NOT A GOOD FOREIGNER (October 23, 2000)

I found myself at one end of Leonard Street, which is not far from the Liverpool Street Station, a bit early for the press view of the Stuckist Real Turner Prize Show in Pure Gallery, located on the other end of the street, and so I went to an old local pub to kill the time. The Griffin was full of locals. It took me a short while only to realize why I felt ever-so-slightly ill at ease not only in this cozy pub, but in this part of London, as well: almost everyone around me was British. As soon as this thought took shape, I remembered having similar feelings in the States: whenever I went out of Cambridge, Massachusetts, with a possible exception of New York City, I would find myself surrounded by Americans. Come to think of it, I am not a good foreigner.

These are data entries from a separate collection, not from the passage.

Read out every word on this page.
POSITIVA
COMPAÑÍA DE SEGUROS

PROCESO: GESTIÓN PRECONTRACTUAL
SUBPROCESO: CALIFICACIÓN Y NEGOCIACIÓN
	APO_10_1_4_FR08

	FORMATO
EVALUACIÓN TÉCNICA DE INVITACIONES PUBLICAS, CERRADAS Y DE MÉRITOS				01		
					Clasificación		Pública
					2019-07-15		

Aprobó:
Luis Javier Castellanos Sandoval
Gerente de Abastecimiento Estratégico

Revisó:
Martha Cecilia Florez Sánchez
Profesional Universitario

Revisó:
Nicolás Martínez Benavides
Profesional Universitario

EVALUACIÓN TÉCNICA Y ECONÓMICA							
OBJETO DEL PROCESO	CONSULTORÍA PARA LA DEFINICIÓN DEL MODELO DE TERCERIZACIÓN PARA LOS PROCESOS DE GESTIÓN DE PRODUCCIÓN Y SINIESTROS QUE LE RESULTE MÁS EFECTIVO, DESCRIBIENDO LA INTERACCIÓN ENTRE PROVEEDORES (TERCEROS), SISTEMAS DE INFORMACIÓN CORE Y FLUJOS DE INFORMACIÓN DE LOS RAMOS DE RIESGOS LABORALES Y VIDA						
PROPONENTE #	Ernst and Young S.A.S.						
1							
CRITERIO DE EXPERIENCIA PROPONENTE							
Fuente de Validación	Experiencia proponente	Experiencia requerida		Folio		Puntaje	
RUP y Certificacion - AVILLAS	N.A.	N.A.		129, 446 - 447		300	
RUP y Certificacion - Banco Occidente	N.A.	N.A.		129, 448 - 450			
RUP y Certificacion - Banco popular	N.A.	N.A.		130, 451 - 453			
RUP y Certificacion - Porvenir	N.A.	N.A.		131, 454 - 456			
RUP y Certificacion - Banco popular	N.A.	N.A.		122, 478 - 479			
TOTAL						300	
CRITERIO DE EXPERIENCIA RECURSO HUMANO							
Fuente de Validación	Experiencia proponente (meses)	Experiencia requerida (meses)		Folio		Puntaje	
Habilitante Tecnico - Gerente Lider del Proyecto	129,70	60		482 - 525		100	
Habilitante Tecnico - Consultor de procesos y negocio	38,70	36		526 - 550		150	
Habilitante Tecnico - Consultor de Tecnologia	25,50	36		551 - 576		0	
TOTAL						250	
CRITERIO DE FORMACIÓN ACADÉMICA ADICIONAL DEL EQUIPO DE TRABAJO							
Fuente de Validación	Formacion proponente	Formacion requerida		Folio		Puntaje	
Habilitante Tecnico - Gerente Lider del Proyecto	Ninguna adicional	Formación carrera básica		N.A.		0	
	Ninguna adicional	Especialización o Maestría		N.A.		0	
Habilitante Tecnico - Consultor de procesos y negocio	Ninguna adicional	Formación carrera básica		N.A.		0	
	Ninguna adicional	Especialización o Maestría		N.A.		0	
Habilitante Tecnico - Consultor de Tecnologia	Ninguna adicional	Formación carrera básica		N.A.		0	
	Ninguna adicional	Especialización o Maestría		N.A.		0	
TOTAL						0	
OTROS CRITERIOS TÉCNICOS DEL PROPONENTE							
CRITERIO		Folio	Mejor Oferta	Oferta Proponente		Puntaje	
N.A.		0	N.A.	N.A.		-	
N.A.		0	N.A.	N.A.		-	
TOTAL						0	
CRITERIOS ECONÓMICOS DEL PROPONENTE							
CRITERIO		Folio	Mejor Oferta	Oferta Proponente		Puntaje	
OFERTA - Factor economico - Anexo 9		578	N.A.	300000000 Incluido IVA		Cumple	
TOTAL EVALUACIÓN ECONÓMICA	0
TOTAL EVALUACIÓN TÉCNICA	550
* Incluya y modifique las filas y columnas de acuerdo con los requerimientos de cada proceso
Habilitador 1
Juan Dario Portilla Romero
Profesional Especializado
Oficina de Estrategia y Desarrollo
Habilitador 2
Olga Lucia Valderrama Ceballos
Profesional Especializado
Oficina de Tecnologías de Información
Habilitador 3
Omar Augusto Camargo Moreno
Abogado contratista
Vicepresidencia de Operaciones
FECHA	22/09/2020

Addendum (December 18, 2015)

Well, I can report exactly the same experiences since my “return” to Croatia, which goes as my motherland. As well as fatherland, I hasten to add. Whenever I leave the familiar neighborhoods in either Motovun or the center of Zagreb, I feel ever-so-slightly ill at ease among the locals. That is, fellow Istrians or other Croatians. I am not a good foreigner, to be sure. And I am definitely a foreigner both in Istria and elsewhere in Croatia. In fact, I am a foreigner everywhere on earth—the planet where abroad is everywhere and home is nowhere. At long last, I can say this without any fear of contradiction, for I have spent most of my life traipsing from country to country to country. And I am nearly seventy already.